Se a presidente Dilma Rousseff tivesse pela opinião dos brasileiros o "respeito decente" que o americano Thomas Jefferson pregava, em relação ao mundo, há quase 240 anos, convocaria uma rede nacional de emissoras para admitir que errou ao se vangloriar de ter ouvido - e entendido - a voz das ruas. Foi o que disse para justificar a confecção, da noite para o dia, dos cinco "pactos em favor do Brasil" com os quais quis fazer crer que atendia às demandas nacionais por serviços públicos "padrão Fifa", combate efetivo à corrupção e mudança radical de atitude dos poderosos de turno diante da sociedade que os sustenta.
Aliás, o carro-chefe de tais respostas, o plebiscito para a convocação de uma Constituinte que faria a reforma política em lugar do Congresso, não durou mais de um dia, por sua patente ilegalidade. Foi substituído pela proposta de uma consulta popular sobre o que mudaria nas regras políticas, para vigorar já no ano eleitoral de 2014. A "sugestão" foi abatida pelos aliados do governo na Câmara.
Dilma apresentou os cinco pactos numa reunião em 24 de junho. Em 1.º de julho, anunciou-os no seu programa semanal de rádio. Oito dias depois, o Ibope começou mais uma de suas pesquisas sobre a avaliação da presidente, entre outros itens, para a Confederação Nacional da Indústria (CNI). Os resultados se revelaram arrasadores para as pretensões de Dilma de ter tomado, a tempo e hora, as iniciativas que as manifestações cobravam. Os números são cristalinos sobre o fiasco: 46% dos entrevistados disseram rejeitar as medidas da presidente, ante 27% dos que as endossaram.
Quase 1/3 dos consultados (31%) as desaprovou totalmente e só 14% as aprovaram sem restrições. Faz sentido. Primeiro, porque a reforma política simplesmente não consta das prioridades populares - saúde (citada por 71%), segurança (40%) e educação (37%). Segundo, porque as iniciativas - alheias, por sinal, à questão da segurança - não sensibilizaram a maioria.
Tem-se assim que o pleno apoio aos gestos de Dilma para mostrar serviço não chega nem à metade dos 31% que avaliam o seu governo como "ótimo" ou "bom". Esse, a propósito, é o patamar registrado pelas duas outras sondagens do gênero, sob o impacto das jornadas de junho. Antes, Dilma ainda voava numa zona de conforto, com a popularidade no nível de 55%, apesar da turbulência provocada pela inflação que a derrubou do pico de 64%, alcançado em abril último. O levantamento confirma que, hoje, a aprovação à petista não vai além do piso histórico do partido.

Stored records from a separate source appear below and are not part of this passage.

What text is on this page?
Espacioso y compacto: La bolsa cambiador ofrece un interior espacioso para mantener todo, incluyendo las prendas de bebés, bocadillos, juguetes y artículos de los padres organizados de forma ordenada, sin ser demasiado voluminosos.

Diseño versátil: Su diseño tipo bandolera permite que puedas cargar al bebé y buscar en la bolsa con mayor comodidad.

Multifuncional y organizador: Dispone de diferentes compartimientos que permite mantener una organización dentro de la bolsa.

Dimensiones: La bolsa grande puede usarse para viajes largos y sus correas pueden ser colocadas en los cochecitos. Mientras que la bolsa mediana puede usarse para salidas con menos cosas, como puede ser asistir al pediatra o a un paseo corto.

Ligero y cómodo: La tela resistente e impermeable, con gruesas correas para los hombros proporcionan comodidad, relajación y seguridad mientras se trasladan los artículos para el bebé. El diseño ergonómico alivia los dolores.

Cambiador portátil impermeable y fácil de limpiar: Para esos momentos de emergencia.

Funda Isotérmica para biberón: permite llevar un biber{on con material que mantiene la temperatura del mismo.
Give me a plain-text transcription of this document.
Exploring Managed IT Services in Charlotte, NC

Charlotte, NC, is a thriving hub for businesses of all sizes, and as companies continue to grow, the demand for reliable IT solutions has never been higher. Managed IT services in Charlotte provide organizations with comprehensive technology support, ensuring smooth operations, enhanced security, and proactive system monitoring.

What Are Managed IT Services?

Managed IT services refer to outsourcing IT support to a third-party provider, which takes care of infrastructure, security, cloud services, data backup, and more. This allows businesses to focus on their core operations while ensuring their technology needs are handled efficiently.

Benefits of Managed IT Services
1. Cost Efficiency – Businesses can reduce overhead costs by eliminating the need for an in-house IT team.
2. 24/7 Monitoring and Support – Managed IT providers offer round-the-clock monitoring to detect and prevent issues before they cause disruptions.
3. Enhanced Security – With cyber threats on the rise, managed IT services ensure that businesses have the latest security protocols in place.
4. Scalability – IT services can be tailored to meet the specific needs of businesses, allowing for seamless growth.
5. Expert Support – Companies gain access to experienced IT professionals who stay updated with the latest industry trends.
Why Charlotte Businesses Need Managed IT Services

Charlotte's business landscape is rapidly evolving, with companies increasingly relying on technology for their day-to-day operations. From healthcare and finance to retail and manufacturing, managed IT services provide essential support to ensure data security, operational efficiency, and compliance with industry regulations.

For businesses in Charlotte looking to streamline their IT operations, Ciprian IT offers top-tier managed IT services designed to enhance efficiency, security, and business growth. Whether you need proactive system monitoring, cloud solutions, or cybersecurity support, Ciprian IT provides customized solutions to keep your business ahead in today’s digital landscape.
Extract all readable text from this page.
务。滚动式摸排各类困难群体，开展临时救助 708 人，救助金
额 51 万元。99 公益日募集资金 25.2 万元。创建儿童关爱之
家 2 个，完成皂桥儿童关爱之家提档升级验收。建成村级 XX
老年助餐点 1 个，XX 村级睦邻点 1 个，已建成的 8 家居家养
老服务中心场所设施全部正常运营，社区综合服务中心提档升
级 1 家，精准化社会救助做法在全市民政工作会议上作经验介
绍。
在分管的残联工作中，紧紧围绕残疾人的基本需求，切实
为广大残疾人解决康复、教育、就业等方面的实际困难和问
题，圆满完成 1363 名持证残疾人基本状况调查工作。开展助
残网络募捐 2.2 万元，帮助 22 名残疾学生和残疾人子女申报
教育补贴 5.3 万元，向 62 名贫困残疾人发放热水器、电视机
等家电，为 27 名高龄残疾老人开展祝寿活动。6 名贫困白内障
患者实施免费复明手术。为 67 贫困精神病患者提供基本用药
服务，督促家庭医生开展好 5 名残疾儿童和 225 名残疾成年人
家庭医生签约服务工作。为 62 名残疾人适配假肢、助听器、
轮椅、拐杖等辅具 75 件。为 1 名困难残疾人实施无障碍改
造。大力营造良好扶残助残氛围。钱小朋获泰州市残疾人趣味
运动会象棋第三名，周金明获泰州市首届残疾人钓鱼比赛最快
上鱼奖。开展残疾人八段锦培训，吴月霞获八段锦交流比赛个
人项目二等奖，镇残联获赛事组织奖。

Mesmo Lula, para se eleger e reeleger, sempre em segundo turno, dependeu do eleitorado de outras legendas. Embora seja cedo para prever como estará o prestígio da presidente quando se aproximar a campanha sucessória, pode-se dar como certo que só por milagre ela se reelegerá na primeira rodada - o que era tido como certo, ou altamente provável, poucos meses atrás. Isso, se o "volta, Lula" não se impuser, queira ele ou não.
O que remete à segunda mais importante revelação da pesquisa, depois do fracasso de público das propostas presidenciais. Pela primeira vez, a parcela dos que consideram a gestão Dilma pior que a do seu patrono passou a predominar de forma acachapante. São 46%, ante 25% em junho e 18% em março. Apenas 10% preferem o governo Dilma. Eram, respectivamente, 16% e 20%.
O contingente dos que acham que ambos se equivalem caiu, também pela primeira vez, para menos da metade: são 46%. E dizer que, na quarta-feira, véspera da divulgação da sondagem, Dilma decidiu, numa conversa reservada de três horas com Lula, que não cortará Ministérios nem tão cedo trocará ministros. Fazê-lo, argumentou, seria ceder a pressões.
Decerto ignora que o velho Ulysses Guimarães, um político de quatro costados, se gabava de só decidir sob pressão. A teimosia da presidente lembra a fábula do escorpião que pica o sapo que o transportava pelo rio. Mesmo sabendo que irá se afogar, não pode contrariar a própria natureza.
Resta a Dilma o duvidoso consolo de não estar mal na foto sozinha. Tem a companhia de quase todos os governadores dos 11 Estados pesquisados, a começar do aliado Sérgio Cabral, aprovado por meros 12% dos cariocas.